Friday, March 25, 2022

Folder of Places

 

Basically, there is a rising urban planning trend of ‘placemaking’ – with a tendency towards a more ‘participatory’ form of urban planning and depending on city to city, something else is attached to it –values or aspirations. But we can say that ‘placemaking’ strategies have a look and feel to them. While we can criticize placemaking trends for being ‘more of the same’ urban means of (softer) control, I was interested to see how else we can think of urban planning’s placemaking.

 

So, I ended up looking at geography’s notion of place/space. (so if you have time, do read Robert Sack A Sketch of a Geographical Theory of Morality – it is my main point of reference to this set of ideas.) Helpful to understand how geography thinks of place and the difference between space and place. Geographically speaking, placemaking is a human activity that is necessary to create projects (make worlds) and something humans engage in on different geographic scales.  

 

The geographical notion of placemaking opens the urban planning placemaking up so that we can understand them both as geographical placemaking regardless of their scales.
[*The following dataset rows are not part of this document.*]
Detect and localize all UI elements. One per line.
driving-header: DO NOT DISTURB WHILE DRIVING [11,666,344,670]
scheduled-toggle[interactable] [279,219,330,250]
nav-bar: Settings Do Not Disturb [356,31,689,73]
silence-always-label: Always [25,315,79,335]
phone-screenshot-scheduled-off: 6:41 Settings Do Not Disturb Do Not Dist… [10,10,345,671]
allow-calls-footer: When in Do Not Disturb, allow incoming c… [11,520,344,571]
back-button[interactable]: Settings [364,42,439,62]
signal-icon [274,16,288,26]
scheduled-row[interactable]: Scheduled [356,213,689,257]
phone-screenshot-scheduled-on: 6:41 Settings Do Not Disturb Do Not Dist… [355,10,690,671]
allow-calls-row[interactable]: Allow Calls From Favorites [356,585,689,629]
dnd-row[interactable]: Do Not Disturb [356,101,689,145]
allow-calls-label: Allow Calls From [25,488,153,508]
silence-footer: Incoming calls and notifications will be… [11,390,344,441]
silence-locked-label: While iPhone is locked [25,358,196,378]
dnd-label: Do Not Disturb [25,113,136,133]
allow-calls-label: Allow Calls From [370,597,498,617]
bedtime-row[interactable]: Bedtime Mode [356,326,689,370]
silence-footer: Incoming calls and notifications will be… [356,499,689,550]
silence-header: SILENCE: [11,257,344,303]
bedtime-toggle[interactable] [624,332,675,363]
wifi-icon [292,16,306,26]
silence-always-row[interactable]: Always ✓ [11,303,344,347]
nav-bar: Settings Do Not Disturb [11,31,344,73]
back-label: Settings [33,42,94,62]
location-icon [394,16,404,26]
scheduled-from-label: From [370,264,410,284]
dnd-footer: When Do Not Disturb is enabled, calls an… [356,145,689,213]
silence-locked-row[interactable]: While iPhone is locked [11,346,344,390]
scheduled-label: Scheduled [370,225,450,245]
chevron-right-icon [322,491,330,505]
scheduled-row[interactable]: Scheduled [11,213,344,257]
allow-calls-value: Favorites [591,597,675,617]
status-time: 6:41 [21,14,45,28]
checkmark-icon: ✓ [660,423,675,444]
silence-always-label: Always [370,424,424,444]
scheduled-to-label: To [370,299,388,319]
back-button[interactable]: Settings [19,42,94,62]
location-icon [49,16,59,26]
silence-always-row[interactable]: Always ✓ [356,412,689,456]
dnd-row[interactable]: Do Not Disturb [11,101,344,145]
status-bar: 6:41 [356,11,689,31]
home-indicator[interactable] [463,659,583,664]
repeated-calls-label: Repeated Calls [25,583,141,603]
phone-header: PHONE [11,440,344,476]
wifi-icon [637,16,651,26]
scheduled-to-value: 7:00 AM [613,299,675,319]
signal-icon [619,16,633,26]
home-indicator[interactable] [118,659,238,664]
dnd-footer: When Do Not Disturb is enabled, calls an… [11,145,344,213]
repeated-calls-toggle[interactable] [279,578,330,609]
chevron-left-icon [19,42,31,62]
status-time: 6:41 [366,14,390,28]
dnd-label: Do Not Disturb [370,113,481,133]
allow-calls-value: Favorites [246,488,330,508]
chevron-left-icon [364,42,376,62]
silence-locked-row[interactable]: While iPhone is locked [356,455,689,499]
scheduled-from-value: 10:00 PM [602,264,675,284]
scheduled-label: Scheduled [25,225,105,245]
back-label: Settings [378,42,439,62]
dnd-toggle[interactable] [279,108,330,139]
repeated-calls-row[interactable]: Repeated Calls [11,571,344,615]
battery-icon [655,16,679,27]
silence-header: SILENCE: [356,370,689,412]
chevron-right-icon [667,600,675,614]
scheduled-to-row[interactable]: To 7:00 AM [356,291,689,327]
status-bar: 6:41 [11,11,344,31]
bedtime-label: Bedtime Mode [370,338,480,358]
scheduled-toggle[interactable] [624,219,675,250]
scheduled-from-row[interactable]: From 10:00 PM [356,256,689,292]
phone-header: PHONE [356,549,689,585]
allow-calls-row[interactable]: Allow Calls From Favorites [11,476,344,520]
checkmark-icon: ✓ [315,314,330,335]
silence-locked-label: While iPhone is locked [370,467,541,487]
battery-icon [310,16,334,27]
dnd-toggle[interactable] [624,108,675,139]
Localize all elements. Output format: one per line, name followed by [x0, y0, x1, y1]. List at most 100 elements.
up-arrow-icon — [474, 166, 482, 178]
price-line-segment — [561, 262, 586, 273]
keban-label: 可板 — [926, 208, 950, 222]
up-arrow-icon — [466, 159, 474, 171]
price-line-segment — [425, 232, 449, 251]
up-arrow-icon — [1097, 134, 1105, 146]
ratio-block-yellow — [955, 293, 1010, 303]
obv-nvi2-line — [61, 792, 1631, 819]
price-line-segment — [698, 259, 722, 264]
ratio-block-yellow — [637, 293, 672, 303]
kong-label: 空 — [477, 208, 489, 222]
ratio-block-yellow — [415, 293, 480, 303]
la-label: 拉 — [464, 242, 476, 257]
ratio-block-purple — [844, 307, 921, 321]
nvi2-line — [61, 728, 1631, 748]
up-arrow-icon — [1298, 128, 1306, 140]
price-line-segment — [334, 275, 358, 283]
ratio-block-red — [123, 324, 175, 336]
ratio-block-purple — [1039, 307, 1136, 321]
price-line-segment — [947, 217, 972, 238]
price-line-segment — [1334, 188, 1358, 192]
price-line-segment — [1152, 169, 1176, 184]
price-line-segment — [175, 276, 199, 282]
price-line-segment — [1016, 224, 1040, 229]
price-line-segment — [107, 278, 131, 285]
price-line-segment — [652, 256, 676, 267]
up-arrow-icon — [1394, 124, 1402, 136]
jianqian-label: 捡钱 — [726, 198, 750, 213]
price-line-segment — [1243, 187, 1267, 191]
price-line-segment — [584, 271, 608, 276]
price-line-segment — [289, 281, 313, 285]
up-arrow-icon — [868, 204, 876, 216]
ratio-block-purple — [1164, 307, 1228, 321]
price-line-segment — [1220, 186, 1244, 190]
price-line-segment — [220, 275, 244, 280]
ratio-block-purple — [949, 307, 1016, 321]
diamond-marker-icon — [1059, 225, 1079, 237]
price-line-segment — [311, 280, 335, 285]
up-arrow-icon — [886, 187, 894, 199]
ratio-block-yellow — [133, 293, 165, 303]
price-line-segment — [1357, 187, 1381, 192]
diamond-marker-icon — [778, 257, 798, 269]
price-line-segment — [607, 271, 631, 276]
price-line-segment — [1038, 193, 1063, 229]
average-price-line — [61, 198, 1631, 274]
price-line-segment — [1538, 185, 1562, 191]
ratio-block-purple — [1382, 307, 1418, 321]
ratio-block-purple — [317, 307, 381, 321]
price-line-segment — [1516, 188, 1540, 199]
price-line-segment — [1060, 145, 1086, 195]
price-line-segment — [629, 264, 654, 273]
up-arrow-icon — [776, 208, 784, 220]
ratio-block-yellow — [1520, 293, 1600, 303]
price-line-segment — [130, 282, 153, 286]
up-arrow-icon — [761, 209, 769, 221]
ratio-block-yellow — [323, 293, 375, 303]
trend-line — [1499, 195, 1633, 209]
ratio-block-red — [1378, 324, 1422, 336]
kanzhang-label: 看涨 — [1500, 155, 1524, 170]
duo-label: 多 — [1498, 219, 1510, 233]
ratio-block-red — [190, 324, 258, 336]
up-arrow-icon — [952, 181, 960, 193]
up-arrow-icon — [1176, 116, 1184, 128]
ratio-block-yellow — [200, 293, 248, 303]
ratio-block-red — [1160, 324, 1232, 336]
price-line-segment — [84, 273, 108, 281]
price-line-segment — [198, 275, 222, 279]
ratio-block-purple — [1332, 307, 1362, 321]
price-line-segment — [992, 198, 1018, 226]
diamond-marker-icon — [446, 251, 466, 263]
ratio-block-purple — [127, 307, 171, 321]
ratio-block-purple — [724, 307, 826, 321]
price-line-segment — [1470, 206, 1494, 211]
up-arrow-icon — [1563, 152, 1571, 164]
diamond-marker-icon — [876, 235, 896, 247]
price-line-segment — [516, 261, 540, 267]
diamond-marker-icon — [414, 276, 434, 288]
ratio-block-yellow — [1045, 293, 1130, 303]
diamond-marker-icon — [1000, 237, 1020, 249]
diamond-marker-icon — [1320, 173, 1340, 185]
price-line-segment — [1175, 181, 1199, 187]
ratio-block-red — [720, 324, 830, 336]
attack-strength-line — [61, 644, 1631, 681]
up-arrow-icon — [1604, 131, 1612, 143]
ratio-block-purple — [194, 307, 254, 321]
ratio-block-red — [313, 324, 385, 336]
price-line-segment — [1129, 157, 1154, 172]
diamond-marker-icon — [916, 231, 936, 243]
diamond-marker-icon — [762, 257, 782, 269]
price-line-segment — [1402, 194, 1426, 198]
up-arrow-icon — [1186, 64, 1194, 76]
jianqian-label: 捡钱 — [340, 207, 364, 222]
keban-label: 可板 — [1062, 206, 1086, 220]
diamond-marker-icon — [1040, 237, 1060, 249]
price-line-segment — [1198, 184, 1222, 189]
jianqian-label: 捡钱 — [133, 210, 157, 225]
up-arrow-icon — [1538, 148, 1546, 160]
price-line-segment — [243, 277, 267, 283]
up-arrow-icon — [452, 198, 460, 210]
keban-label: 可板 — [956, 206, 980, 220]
This is where Robert Sack’s focus on the moral qualities of place becomes helpful for us to see place in relation to other projects and ask if these places are good for the ‘world’. With it, we are not trapped by this thinking or sceptical outlook of top-down placemaking bad and bottom-up placemaking good. Instead, it is possible to think and judge the moral qualities in all places and discover allies within the ‘other side’.